Nun ein paar Empfehlungen für die Angehörigen:
• Gehen Sie, wenn möglich und vom Patienten gewünscht bzw. erlaubt, mit zu Befundbesprechungen oder anderen wichtigen Terminen und fragen Sie alles, was für Sie Relevanz hat.
• Versuchen Sie auch in den schwierigsten Zeiten im Kleinen etwas für sich zu tun, sei es ein Bad, ein stützendes Telefonat mit Freunden, ein Saunabesuch, ein Kinoabend, Sport, ein Spaziergang in der Natur etc. Diese wertvollen Oasen, in denen die Krankheit für eine Weile aus dem Fokus rückt, können im Alltag ihre Energien wieder aufladen.
• Sprechen Sie offen und mutig über Gefühle, Wünsche und Grenzen der Belastbarkeit und alles andere, was Ihnen durch den Kopf geht.
• Lassen Sie, soweit es vom Gesundheitszustand des Erkrankten möglich ist, die Aufgaben, die er/sie vor der Erkrankung im Alltag hatte und weiterhin übernehmen möchte, bei ihm/ihr. Dies ist enorm wichtig für das Erleben von Selbstbestimmung und dem Erhalt des Selbstwertes. Eine übertriebene Schonung kann sich kontraproduktiv auswirken.

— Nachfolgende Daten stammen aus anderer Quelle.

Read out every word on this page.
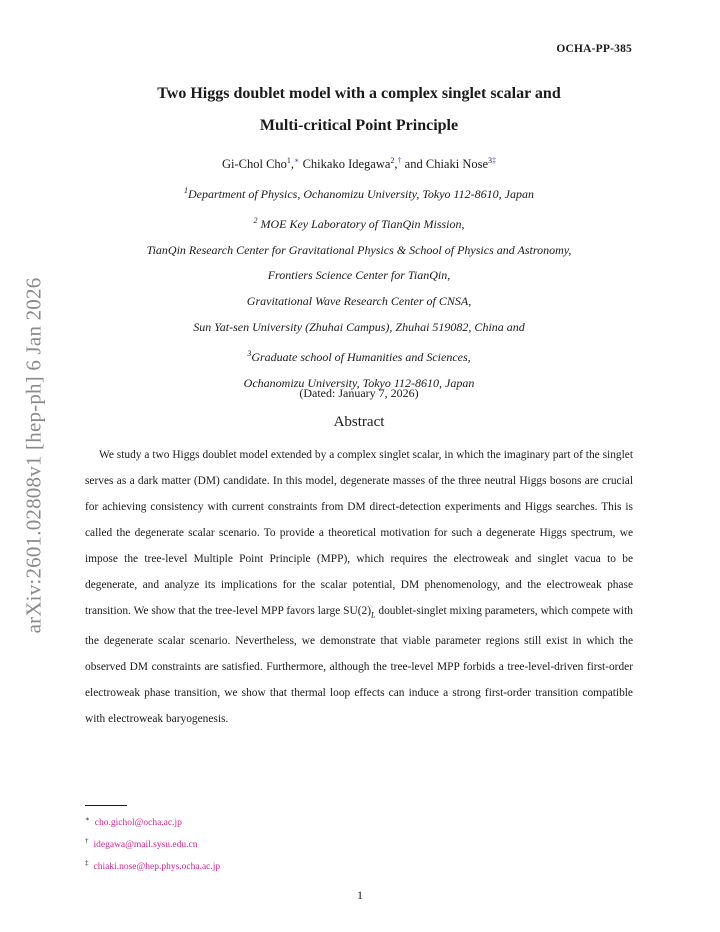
arXiv:2601.02808v1 [hep-ph] 6 Jan 2026
OCHA-PP-385
Two Higgs doublet model with a complex singlet scalar and
Multi-critical Point Principle
Gi-Chol Cho$^1$,∗ Chikako Idegawa$^2$,† and Chiaki Nose$^{3\ddagger}$
$^1$Department of Physics, Ochanomizu University, Tokyo 112-8610, Japan
$^2$ MOE Key Laboratory of TianQin Mission,
TianQin Research Center for Gravitational Physics & School of Physics and Astronomy,
Frontiers Science Center for TianQin,
Gravitational Wave Research Center of CNSA,
Sun Yat-sen University (Zhuhai Campus), Zhuhai 519082, China and
$^3$Graduate school of Humanities and Sciences,
Ochanomizu University, Tokyo 112-8610, Japan
(Dated: January 7, 2026)
Abstract
We study a two Higgs doublet model extended by a complex singlet scalar, in which the imaginary part of the singlet serves as a dark matter (DM) candidate. In this model, degenerate masses of the three neutral Higgs bosons are crucial for achieving consistency with current constraints from DM direct-detection experiments and Higgs searches. This is called the degenerate scalar scenario. To provide a theoretical motivation for such a degenerate Higgs spectrum, we impose the tree-level Multiple Point Principle (MPP), which requires the electroweak and singlet vacua to be degenerate, and analyze its implications for the scalar potential, DM phenomenology, and the electroweak phase transition. We show that the tree-level MPP favors large $SU(2)_L$ doublet-singlet mixing parameters, which compete with the degenerate scalar scenario. Nevertheless, we demonstrate that viable parameter regions still exist in which the observed DM constraints are satisfied. Furthermore, although the tree-level MPP forbids a tree-level-driven first-order electroweak phase transition, we show that thermal loop effects can induce a strong first-order transition compatible with electroweak baryogenesis.
∗ cho.gichol@ocha.ac.jp
† idegawa@mail.sysu.edu.cn
‡ chiaki.nose@hep.phys.ocha.ac.jp
1
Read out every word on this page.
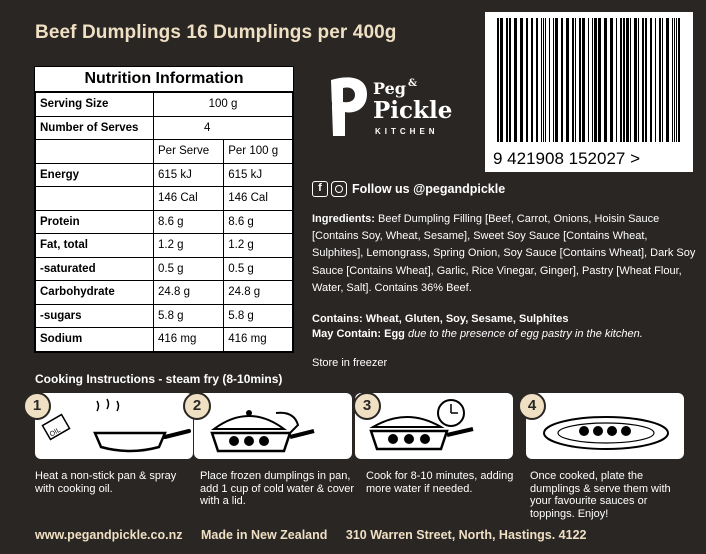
Beef Dumplings 16 Dumplings per 400g
Nutrition Information
Serving Size	100 g	
Number of Serves	4	
	Per Serve	Per 100 g
Energy	615 kJ	615 kJ
	146 Cal	146 Cal
Protein	8.6 g	8.6 g
Fat, total	1.2 g	1.2 g
-saturated	0.5 g	0.5 g
Carbohydrate	24.8 g	24.8 g
-sugars	5.8 g	5.8 g
Sodium	416 mg	416 mg
9 421908 152027 >
Peg &
Pickle
KITCHEN
f	Follow us @pegandpickle
Ingredients: Beef Dumpling Filling [Beef, Carrot, Onions, Hoisin Sauce [Contains Soy, Wheat, Sesame], Sweet Soy Sauce [Contains Wheat, Sulphites], Lemongrass, Spring Onion, Soy Sauce [Contains Wheat], Dark Soy Sauce [Contains Wheat], Garlic, Rice Vinegar, Ginger], Pastry [Wheat Flour, Water, Salt]. Contains 36% Beef.
Contains: Wheat, Gluten, Soy, Sesame, Sulphites
May Contain: Egg due to the presence of egg pastry in the kitchen.
Store in freezer
Cooking Instructions - steam fry (8-10mins)
OIL
1
Heat a non-stick pan & spray with cooking oil.
2
Place frozen dumplings in pan, add 1 cup of cold water & cover with a lid.
3
Cook for 8-10 minutes, adding more water if needed.
4
Once cooked, plate the dumplings & serve them with your favourite sauces or toppings. Enjoy!
www.pegandpickle.co.nz Made in New Zealand 310 Warren Street, North, Hastings. 4122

• Falls Sie sich überfordert fühlen oder einfach das Gefühl haben, externe Hilfe könnte stützend sein, zögern sie nicht sich bei der Österreichische Krebshilfe Steiermark oder anderen psychologischen Angeboten Hilfe zu holen.
Vergessen Sie nicht: Nur wenn Sie stark sind, dann können Sie auch diese Stärke ein Stück weit weiter geben.